DSCC Raises $500,000 From Ryan Budget Affront
The Democratic Senatorial Campaign Committee raised $500,000 in its recent campaign attacking House Republicans — and possible Senate candidates — for supporting Rep. Paul D. Ryan’s budget blueprint, according to fundraising figures provided exclusively to CQ Roll Call.
“Through targeted online ads, grassroots petitioning, and direct appeals, online and grassroots donors have gone above and beyond what they’ve ever done this early in the cycle since Republicans said they would reintroduce a more draconian version of the Ryan plan,” DSCC Digital Director Jason Rosenbaum said in an emailed statement.

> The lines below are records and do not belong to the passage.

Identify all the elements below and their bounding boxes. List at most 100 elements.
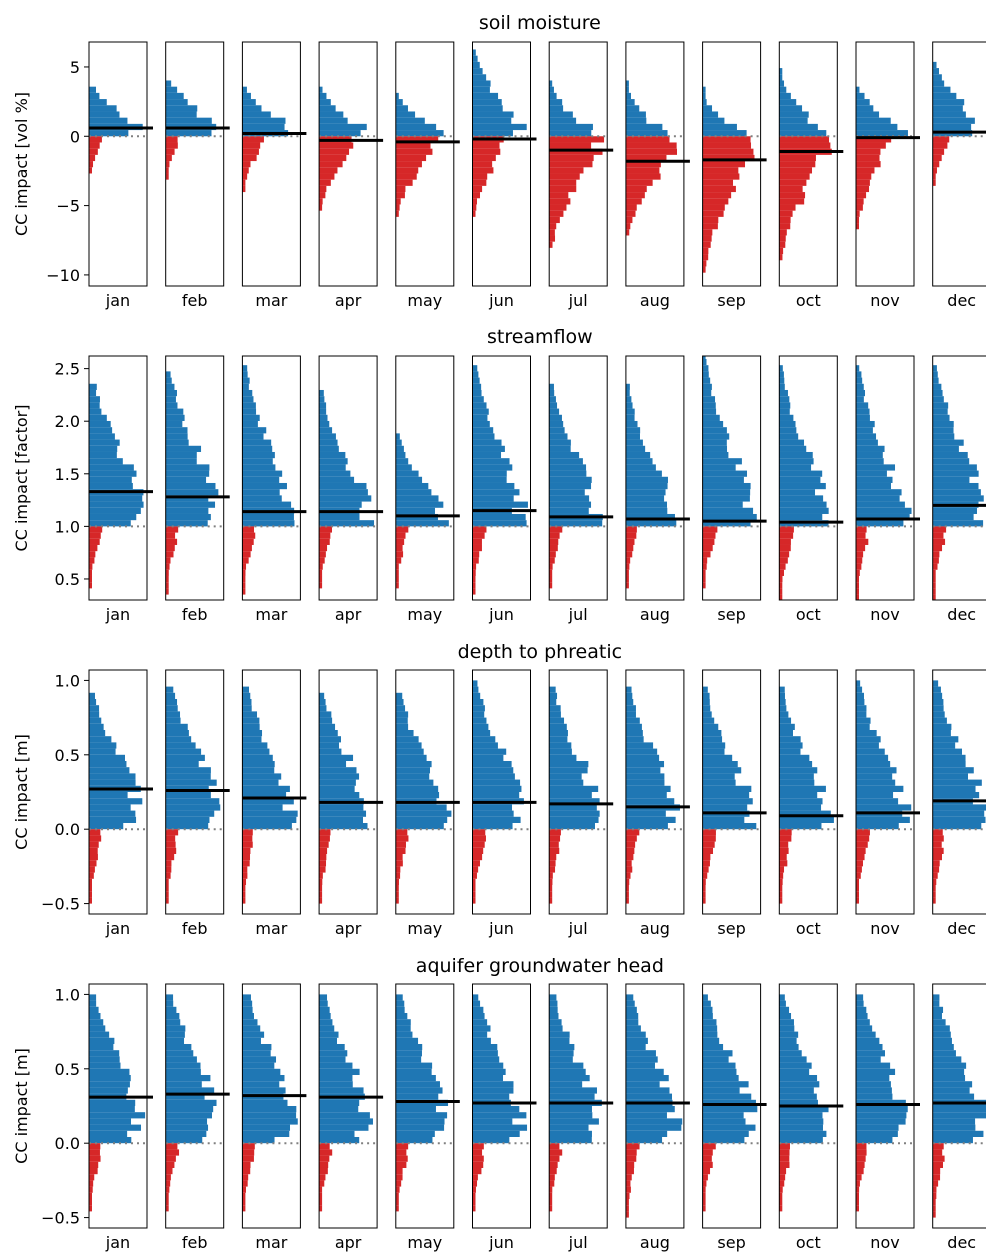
negative-bar: [395, 544, 403, 552]
month-label: jan: [105, 291, 130, 310]
negative-bar: [549, 1198, 553, 1206]
histogram: [779, 994, 829, 1212]
positive-bar: [242, 711, 258, 718]
negative-bar: [625, 136, 670, 143]
month-panel: may: [395, 983, 460, 1252]
month-panel: mar: [241, 355, 307, 624]
month-label: apr: [335, 919, 362, 938]
positive-bar: [702, 451, 729, 459]
positive-bar: [319, 705, 327, 712]
month-panel: dec: [932, 41, 986, 310]
negative-bar: [932, 1174, 941, 1181]
y-tick-label: 1.0: [55, 671, 80, 690]
positive-bar: [932, 754, 966, 761]
positive-bar: [472, 1124, 528, 1131]
negative-bar: [395, 866, 401, 873]
positive-bar: [319, 994, 328, 1001]
negative-bar: [242, 853, 251, 861]
positive-bar: [395, 464, 412, 471]
negative-bar: [932, 1149, 943, 1156]
positive-bar: [165, 513, 211, 521]
positive-bar: [89, 1130, 128, 1137]
panel-frame: [778, 41, 838, 287]
negative-bar: [472, 1174, 478, 1181]
positive-bar: [395, 729, 414, 737]
positive-bar: [165, 507, 209, 514]
positive-bar: [165, 723, 188, 730]
positive-bar: [319, 810, 367, 817]
negative-bar: [779, 1167, 787, 1175]
negative-bar: [89, 557, 95, 564]
positive-bar: [932, 74, 942, 81]
panel-frame: [395, 355, 455, 601]
positive-bar: [242, 458, 273, 465]
negative-bar: [779, 1143, 790, 1150]
negative-bar: [472, 582, 476, 589]
positive-bar: [165, 464, 210, 471]
positive-bar: [702, 686, 708, 693]
negative-bar: [89, 1186, 93, 1193]
negative-bar: [625, 575, 629, 583]
positive-bar: [395, 1118, 445, 1125]
negative-bar: [779, 532, 794, 539]
histogram: [549, 80, 605, 248]
positive-bar: [472, 1068, 506, 1075]
positive-bar: [856, 1062, 891, 1069]
negative-bar: [625, 1192, 630, 1199]
histogram: [165, 371, 219, 595]
positive-bar: [625, 1037, 648, 1044]
positive-bar: [319, 501, 362, 508]
positive-bar: [89, 130, 129, 137]
negative-bar: [856, 204, 863, 211]
positive-bar: [165, 1062, 201, 1069]
positive-bar: [702, 1050, 733, 1057]
negative-bar: [472, 891, 476, 898]
histogram: [165, 80, 217, 180]
positive-bar: [779, 1105, 829, 1113]
month-panel: dec: [932, 355, 986, 624]
positive-bar: [779, 1050, 802, 1057]
negative-bar: [856, 161, 881, 168]
positive-bar: [625, 711, 636, 718]
negative-bar: [625, 544, 634, 552]
negative-bar: [549, 185, 577, 193]
negative-bar: [472, 563, 477, 570]
positive-bar: [702, 1124, 756, 1131]
negative-bar: [472, 1180, 478, 1187]
positive-bar: [89, 451, 117, 459]
positive-bar: [319, 123, 367, 131]
negative-bar: [472, 1167, 482, 1175]
month-label: aug: [640, 291, 670, 310]
histogram: [779, 686, 834, 904]
negative-bar: [779, 210, 793, 217]
positive-bar: [702, 723, 719, 730]
negative-bar: [319, 891, 323, 898]
positive-bar: [856, 383, 864, 390]
negative-bar: [395, 575, 399, 583]
panel-frame: [702, 669, 762, 915]
positive-bar: [319, 1099, 360, 1106]
positive-bar: [932, 402, 949, 409]
positive-bar: [549, 791, 592, 799]
positive-bar: [779, 736, 801, 743]
negative-bar: [89, 835, 102, 842]
positive-bar: [242, 692, 251, 699]
negative-bar: [242, 142, 261, 149]
positive-bar: [625, 445, 646, 452]
positive-bar: [472, 1019, 488, 1026]
panel-frame: [778, 983, 838, 1229]
negative-bar: [932, 594, 936, 600]
positive-bar: [165, 377, 172, 384]
y-tick-label: −5: [56, 197, 80, 216]
positive-bar: [856, 445, 885, 452]
negative-bar: [932, 154, 942, 162]
positive-bar: [89, 396, 100, 403]
negative-bar: [779, 1205, 783, 1212]
chart-title: aquifer groundwater head: [416, 955, 664, 977]
positive-bar: [625, 1081, 660, 1088]
positive-bar: [319, 748, 342, 755]
positive-bar: [549, 1056, 573, 1063]
positive-bar: [242, 1099, 288, 1106]
positive-bar: [932, 396, 944, 403]
positive-bar: [549, 433, 568, 440]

The DSCC took a page from House Democrats’ playbook last week when they attacked specific House Republicans for supporting Ryan’s budget. The Democratic Congressional Campaign Committee has leveled these kinds of attack lines for years on television, and it’s not clear they proved effective on Election Day.
However, attacking the Ryan budget continues to be lucrative among the Democratic Party’s base — especially in online fundraising.
The vast majority — 85 percent — of the DSCC’s recent fundraising campaign against the Ryan budget came in online, while the committee raised the rest via phones, according to a DSCC aide. Mostly low-dollar contributions made up the haul taken in March 7-15.
So just how lucrative is this DSCC fundraising campaign compared to a recent one from its GOP counterpart? The National Republican Senatorial Committee raised $75,000 in 24 hours for #StandWithRand, the fundraising pitch coinciding with Kentucky Sen. Rand Paul’s nearly 13-hour filibuster of John O. Brennan’s nomination to the CIA.
Democratic dominance in online fundraising has been well-documented for several cycles, up and down the ticket. On Monday morning, Republican National Committee Chairman Reince Priebus detailed a plan to get his party on par with Democrats’ online advantage as part of the new autopsy report on why Republicans lost the 2012 elections.
But in congressional races, that digital divide is most apparent in online fundraising. In 2012, the DSCC raised more than $35 million online — more than double what it brought in via the Internet in the prior cycle. The NRSC declined to give last cycle’s online fundraising tally for that story.
But last cycle, online fundraising records show the DSCC almost doubled the NRSC’s haul in contributions of less than $200 — the kind of small-dollar donations that are typically raised online. The DSCC raised $49 million from small-dollar donors, while the NRSC raised $26 million from the same category of unitemized contributors.